The pesticide malathion induces alterations in actin cytoskeleton and in cell adhesion of cultured breast carcinoma cells.

Abstract

We have studied the effects of the organophosphorous pesticide malathion on cell viability, actin cytoskeleton, cell adhesion complex E-cadherin/beta-catenin, and Rho and Rac1 GTPases from the human mammary carcinoma cell line MCF-7. Malathion induced cell lethality, determined by the MTT assay, depending on the treatment conditions. Cells incubated with low concentrations of malathion, 16-32 microg/ml, showed high survival rates (>95%) at any evaluated time (1-5 days), whereas complete cell lethality was found using 512 microg/ml and 5 days of treatment. Deep morphological changes were induced with high doses of 64 and 128 microg/ml, and long incubation time (5 days); cells showed perinuclear vacuoles, rounding, shrinkage, and a gradual loss of adhesion. These changes were related to a decrease in the expression of the adhesion molecules, E-cadherin and beta-catenin, and to the distribution and reactivity of actin microfilaments to TRITC-phalloidin.
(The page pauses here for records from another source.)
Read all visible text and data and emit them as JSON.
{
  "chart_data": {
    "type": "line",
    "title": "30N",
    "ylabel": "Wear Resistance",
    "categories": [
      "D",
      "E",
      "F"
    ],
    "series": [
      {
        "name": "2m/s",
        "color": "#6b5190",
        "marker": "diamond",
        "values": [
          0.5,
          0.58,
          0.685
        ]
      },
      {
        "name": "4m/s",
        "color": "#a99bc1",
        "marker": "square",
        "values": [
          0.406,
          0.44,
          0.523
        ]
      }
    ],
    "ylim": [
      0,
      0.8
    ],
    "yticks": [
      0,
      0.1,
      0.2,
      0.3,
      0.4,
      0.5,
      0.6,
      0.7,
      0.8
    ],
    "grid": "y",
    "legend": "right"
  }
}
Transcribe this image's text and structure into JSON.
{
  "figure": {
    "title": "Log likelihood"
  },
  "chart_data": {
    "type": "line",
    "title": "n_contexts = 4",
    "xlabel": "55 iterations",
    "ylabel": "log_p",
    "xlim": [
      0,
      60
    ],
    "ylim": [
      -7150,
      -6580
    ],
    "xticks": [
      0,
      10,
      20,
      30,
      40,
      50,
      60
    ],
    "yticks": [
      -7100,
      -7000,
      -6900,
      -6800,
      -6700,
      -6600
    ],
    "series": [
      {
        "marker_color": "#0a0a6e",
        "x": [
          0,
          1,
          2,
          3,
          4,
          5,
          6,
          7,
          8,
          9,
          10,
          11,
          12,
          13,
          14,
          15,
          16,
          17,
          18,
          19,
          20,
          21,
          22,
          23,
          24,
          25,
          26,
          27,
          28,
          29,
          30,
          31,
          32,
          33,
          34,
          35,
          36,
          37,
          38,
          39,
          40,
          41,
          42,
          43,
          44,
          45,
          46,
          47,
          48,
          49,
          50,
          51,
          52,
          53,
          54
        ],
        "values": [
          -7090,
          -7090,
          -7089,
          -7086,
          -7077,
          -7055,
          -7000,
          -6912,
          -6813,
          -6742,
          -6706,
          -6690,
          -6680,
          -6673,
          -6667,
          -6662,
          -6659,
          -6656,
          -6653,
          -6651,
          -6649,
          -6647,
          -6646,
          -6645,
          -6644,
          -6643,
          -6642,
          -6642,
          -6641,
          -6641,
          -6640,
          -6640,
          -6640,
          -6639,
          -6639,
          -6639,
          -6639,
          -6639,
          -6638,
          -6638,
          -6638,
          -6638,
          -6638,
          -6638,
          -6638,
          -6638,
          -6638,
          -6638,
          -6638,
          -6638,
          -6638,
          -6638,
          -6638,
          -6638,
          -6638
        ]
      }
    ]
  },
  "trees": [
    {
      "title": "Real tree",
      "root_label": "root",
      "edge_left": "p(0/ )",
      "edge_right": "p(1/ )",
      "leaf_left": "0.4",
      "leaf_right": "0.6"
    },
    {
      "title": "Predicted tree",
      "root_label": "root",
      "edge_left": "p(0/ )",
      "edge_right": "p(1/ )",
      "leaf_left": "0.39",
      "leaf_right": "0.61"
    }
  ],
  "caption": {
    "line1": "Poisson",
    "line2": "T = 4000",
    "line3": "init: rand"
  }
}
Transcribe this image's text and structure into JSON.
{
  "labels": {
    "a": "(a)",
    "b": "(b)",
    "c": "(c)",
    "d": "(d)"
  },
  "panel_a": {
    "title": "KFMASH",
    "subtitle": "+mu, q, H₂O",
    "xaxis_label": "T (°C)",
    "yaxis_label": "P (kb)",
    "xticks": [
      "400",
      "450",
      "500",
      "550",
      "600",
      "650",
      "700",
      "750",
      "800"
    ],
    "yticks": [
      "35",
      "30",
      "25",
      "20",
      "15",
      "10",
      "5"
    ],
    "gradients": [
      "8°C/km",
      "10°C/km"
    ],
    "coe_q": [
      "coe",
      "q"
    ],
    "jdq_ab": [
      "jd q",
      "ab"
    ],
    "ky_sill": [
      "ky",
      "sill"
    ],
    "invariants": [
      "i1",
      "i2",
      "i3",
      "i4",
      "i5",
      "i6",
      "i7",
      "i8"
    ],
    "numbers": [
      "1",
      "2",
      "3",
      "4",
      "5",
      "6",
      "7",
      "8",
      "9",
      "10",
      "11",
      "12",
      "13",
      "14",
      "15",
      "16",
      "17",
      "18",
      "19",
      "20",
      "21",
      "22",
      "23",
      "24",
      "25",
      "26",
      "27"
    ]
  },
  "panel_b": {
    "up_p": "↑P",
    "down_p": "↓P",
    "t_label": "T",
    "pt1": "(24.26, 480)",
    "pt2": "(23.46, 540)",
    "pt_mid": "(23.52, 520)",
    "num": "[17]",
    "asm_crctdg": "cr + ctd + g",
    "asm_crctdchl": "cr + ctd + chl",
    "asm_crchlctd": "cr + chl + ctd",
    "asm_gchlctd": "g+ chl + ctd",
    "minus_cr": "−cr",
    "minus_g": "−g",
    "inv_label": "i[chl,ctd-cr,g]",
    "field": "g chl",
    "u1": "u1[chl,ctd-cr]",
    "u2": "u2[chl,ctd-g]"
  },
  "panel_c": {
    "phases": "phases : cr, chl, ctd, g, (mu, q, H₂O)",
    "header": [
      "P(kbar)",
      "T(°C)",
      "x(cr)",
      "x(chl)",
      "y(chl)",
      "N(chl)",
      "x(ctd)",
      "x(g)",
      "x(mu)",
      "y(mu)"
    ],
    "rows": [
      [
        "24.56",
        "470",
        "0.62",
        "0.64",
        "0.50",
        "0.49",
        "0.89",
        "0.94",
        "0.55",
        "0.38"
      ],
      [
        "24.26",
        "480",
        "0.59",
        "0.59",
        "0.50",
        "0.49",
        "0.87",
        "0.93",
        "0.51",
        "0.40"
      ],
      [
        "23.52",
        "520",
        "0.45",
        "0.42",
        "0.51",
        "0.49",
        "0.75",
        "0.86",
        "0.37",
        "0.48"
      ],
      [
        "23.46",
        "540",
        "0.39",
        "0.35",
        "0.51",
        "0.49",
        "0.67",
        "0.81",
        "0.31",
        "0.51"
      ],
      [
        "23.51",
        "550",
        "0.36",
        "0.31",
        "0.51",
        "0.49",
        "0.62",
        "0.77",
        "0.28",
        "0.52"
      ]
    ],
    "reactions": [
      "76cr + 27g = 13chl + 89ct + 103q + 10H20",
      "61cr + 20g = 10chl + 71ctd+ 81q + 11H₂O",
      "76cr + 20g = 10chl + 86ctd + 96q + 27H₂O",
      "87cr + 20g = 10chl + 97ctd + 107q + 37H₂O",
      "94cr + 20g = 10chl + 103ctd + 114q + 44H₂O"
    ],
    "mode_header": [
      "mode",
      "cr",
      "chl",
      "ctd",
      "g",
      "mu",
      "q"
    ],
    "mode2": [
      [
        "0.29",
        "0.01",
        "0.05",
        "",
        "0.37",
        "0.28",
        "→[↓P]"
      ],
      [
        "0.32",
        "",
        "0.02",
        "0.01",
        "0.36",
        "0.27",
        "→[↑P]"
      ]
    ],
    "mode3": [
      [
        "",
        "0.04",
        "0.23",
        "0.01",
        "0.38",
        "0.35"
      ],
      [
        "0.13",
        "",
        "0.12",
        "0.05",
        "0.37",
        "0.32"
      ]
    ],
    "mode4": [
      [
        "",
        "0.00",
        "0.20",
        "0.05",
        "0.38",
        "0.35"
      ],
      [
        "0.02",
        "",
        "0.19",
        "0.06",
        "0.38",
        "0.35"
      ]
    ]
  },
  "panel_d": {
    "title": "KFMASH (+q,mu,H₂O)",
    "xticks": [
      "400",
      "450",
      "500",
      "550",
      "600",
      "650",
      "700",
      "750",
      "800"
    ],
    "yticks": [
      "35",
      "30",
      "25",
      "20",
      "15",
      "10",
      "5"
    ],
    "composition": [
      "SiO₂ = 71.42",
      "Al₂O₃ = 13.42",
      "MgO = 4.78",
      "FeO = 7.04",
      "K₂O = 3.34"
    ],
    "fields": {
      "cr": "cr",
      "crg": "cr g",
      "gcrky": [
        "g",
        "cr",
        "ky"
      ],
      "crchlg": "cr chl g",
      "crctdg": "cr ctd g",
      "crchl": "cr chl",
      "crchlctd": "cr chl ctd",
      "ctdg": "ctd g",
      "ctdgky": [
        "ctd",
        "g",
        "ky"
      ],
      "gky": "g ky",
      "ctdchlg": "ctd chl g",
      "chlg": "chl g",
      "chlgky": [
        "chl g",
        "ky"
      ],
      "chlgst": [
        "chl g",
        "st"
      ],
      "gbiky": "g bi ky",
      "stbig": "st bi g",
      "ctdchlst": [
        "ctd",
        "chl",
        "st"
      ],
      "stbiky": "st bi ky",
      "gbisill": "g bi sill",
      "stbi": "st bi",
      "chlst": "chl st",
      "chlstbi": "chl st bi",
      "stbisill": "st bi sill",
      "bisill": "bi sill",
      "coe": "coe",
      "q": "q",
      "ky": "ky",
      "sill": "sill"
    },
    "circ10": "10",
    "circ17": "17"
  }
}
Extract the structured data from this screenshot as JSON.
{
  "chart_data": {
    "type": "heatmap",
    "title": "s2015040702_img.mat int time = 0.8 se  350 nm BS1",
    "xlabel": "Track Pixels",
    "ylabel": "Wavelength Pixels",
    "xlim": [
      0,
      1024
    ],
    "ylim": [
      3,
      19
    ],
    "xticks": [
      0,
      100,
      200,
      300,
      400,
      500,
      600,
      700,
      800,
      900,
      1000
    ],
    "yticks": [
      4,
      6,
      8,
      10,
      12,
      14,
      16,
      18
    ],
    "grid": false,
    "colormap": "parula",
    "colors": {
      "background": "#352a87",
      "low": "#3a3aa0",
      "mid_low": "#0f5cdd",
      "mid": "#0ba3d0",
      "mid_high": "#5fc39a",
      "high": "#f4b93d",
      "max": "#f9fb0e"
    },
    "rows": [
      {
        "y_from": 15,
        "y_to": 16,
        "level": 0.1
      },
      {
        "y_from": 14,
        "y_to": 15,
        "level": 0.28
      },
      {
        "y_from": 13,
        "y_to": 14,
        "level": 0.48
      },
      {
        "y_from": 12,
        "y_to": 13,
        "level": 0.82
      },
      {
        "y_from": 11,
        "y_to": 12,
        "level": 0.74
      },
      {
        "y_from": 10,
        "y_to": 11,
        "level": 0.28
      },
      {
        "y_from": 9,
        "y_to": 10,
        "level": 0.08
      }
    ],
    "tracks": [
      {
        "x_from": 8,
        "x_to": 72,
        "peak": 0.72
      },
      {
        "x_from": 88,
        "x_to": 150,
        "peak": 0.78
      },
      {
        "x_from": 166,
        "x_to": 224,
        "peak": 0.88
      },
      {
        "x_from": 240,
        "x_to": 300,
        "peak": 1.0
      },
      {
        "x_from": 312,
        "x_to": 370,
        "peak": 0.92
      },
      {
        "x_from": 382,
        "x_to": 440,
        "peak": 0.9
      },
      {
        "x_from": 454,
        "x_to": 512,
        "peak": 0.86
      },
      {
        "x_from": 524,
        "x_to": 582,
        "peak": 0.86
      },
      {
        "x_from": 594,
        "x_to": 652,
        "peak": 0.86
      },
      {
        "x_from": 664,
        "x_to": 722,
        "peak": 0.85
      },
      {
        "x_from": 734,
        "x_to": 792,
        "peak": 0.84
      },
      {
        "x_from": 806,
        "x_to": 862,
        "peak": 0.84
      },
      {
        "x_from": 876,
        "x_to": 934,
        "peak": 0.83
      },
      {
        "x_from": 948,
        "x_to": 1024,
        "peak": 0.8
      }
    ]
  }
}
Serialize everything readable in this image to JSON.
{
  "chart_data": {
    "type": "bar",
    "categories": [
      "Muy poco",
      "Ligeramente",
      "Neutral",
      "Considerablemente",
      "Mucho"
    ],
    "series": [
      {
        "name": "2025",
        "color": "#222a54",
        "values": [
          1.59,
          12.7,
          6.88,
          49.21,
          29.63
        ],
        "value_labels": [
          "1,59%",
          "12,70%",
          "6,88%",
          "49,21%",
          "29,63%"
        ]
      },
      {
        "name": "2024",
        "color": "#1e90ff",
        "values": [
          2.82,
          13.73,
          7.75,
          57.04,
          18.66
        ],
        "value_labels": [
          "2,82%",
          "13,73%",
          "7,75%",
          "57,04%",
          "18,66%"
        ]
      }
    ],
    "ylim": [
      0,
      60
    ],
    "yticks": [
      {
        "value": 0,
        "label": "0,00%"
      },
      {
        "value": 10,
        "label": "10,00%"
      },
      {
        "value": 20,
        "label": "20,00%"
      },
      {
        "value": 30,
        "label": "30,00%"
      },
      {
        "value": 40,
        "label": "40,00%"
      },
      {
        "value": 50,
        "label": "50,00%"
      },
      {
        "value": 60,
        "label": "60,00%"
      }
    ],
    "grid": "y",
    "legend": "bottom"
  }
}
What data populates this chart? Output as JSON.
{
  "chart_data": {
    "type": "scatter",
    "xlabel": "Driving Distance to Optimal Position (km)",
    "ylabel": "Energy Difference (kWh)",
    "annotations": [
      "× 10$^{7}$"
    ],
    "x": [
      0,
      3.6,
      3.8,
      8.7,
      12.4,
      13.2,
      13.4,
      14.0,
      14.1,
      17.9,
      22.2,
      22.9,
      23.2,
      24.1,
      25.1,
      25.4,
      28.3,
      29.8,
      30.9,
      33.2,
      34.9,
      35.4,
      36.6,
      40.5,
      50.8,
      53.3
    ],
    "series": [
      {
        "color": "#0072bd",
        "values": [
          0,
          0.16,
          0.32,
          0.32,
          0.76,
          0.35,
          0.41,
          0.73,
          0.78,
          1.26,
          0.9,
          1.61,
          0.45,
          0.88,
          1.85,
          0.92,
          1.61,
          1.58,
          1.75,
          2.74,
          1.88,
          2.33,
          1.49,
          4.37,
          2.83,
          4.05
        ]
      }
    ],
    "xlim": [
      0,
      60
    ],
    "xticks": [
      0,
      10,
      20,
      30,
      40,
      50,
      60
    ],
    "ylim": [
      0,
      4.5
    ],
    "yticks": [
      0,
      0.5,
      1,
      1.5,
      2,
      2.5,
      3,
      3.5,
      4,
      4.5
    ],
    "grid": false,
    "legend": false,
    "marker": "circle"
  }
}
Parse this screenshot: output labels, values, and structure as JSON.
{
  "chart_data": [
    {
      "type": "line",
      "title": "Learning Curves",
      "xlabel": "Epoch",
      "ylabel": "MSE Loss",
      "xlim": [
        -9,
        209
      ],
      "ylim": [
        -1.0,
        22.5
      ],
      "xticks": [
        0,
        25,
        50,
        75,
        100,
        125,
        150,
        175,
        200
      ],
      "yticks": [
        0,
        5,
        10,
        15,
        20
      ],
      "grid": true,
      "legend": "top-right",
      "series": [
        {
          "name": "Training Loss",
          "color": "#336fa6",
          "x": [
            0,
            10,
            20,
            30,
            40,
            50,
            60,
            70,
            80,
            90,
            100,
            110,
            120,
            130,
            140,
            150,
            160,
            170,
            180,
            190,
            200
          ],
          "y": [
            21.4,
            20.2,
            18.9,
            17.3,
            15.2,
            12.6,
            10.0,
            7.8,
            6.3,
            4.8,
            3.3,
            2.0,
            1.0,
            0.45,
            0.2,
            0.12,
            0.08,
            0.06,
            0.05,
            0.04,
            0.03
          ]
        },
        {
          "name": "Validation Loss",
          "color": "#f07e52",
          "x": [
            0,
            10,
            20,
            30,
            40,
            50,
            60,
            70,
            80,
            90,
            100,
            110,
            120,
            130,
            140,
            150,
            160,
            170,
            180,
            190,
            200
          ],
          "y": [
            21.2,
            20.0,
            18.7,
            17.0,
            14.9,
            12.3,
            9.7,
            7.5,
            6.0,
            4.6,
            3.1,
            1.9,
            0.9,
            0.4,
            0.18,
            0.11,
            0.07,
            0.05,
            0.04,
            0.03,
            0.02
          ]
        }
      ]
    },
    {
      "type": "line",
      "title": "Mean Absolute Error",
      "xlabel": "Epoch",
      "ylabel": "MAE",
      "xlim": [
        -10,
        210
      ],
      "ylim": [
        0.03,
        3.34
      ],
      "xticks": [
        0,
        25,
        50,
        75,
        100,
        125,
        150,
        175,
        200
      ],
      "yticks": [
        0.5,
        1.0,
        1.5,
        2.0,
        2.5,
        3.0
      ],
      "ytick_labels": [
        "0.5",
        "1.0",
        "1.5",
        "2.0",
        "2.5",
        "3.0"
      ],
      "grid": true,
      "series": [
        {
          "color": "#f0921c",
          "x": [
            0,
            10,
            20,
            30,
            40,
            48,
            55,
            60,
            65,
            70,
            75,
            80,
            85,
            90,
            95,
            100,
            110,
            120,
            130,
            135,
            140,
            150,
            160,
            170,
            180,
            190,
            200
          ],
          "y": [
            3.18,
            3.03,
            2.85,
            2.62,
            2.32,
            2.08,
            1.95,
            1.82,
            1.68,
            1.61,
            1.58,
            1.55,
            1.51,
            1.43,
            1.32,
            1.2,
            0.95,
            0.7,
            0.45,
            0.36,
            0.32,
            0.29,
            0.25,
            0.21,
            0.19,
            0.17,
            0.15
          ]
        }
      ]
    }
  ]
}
Disruption of microfilaments, accompanied by the collapse of actin to perinuclear region, were characteristic of cells with loss of adhesion. At lower concentrations, some cells presented deformations on the plasma membrane as lamellipodia-like structures, which were particularly evident from 32 to 128 microg/ml. Conversely, we observed an increase in the expression of Rho and Rac1 GTPases, modulators of actin cytoskeleton and cell adhesion.